Bud climbs in the open kitchen window, rescues his suitcase from under the table, and goes out the back door to pre-set his suitcase on the back porch steps in case he needs to make a “quick getaway.” Bud lifts the double-barrel shotgun Mr. Amos keeps near the icebox and imagines shooting it in Todd’s room. He intends, however, to hide the gun on the back porch instead so that the Amoses cannot shoot it at him: “I felt a lot better when it was out of my hands” (33).

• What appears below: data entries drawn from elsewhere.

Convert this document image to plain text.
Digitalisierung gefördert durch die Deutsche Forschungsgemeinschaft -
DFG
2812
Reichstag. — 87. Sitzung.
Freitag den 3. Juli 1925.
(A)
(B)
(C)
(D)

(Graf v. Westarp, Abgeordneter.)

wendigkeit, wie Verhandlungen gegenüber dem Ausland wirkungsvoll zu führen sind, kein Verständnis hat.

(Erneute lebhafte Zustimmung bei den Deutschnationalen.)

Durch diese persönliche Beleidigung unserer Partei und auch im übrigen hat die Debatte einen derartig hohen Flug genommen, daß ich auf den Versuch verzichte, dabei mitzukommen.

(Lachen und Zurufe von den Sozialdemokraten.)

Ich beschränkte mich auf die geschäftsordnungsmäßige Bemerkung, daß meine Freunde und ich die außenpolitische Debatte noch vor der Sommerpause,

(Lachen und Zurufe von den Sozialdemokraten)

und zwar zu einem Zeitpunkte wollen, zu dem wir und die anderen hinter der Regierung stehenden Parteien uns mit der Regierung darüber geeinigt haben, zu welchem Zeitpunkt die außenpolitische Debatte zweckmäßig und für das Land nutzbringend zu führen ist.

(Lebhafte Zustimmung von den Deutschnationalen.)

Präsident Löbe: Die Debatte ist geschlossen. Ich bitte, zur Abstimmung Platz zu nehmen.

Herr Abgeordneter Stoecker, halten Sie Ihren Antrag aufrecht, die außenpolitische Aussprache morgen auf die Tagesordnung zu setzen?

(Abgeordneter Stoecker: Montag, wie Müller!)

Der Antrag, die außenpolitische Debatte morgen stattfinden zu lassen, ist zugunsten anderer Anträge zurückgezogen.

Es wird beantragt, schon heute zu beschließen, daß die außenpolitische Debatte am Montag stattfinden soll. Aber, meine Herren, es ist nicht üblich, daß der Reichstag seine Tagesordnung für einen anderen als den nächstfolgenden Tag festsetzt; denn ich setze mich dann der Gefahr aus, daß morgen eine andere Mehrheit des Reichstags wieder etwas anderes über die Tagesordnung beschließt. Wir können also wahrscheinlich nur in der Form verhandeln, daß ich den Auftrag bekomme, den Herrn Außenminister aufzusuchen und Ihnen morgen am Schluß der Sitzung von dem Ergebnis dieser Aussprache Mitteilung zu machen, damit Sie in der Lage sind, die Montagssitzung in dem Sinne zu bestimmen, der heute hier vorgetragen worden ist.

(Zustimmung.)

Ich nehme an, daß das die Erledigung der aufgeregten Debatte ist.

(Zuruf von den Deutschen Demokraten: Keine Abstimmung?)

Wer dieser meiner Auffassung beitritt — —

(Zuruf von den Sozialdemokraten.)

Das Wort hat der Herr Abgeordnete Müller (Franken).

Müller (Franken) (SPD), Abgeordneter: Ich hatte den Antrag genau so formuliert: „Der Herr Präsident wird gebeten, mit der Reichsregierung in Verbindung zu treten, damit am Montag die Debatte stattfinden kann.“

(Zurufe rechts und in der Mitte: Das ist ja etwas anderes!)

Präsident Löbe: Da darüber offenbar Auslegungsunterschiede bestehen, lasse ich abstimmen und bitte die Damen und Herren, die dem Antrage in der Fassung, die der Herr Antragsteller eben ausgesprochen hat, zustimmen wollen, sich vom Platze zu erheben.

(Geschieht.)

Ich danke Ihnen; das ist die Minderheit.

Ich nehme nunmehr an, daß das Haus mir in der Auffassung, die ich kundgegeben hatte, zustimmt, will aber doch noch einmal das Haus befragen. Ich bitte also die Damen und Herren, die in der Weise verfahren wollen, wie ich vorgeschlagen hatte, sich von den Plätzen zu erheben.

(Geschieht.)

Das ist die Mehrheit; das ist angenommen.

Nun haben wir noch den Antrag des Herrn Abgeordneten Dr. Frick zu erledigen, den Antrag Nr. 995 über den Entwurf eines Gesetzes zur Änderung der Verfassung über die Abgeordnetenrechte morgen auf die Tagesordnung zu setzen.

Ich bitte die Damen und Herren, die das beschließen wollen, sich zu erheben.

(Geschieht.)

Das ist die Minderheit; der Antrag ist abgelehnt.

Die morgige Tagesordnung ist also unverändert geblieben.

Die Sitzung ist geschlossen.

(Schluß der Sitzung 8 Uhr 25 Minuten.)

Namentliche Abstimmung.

Bud fills a jelly jar with warm water and sneaks into Todd’s room, where he dips the sleeping boy’s hand into the jar to try to get Todd to wet the bed. It doesn’t work at first, but when Bud pulls the covers back and pours the warm water onto the front of Todd’s pajama pants, Todd “soak[s] his sheets!” (35) Bud leaves the Amos house with his suitcase, enjoying the thrill of running away.

Chapters 1-4 Analysis

The author establishes Bud’s character in these opening chapters through a series of events in which Bud goes from a passive acceptance of the foster care system to the more active pursuit of evading it. At 10, Bud has no choice but to go to the Amoses, despite a foreboding feeling that comes from having been through bad foster placements. Bud’s sense of empathy is well-developed for his age; although he worries for both himself and Jerry, he pretends for Jerry’s sake, indicating that he, Bud, is “[…] the one who’s going to have problems” (3). Bud also has no choice but to allow the Amoses to take his suitcase when he arrives, and silently stews when he sees that they opened it. Razor-toothed fish heads and hornets in the shed, however, are enough for Bud, and once he gets back at Todd, he leaves the Amos house before dawn. Notably, this moment marks Bud’s stepping out of his “Ordinary World” of disappointing foster and orphanage care and marks the start of his adventurous quest.

Bud’s character traits are evident from his own interior monologue, especially his anecdotes and guidelines for “a funner life.” He shows a youthful fascination with the story of fellow orphan Bugs’ cockroach; this innocence is juxtaposed with the wise lessons Bud learns in his life as an orphan. For example, about fighting Todd, who is bigger and older, Bud thinks “Being this brave was kind of stupid” (13). He also realizes he can trick grown-ups by manipulating their ideas of what he thinks is important, as he states in Rule #118. Bud also demonstrates a naive openness to new situations and adventure, eagerly departing from the Amoses without a firm plan: “Man! I was on the lam, I was just like Public Enemy Number One” (35).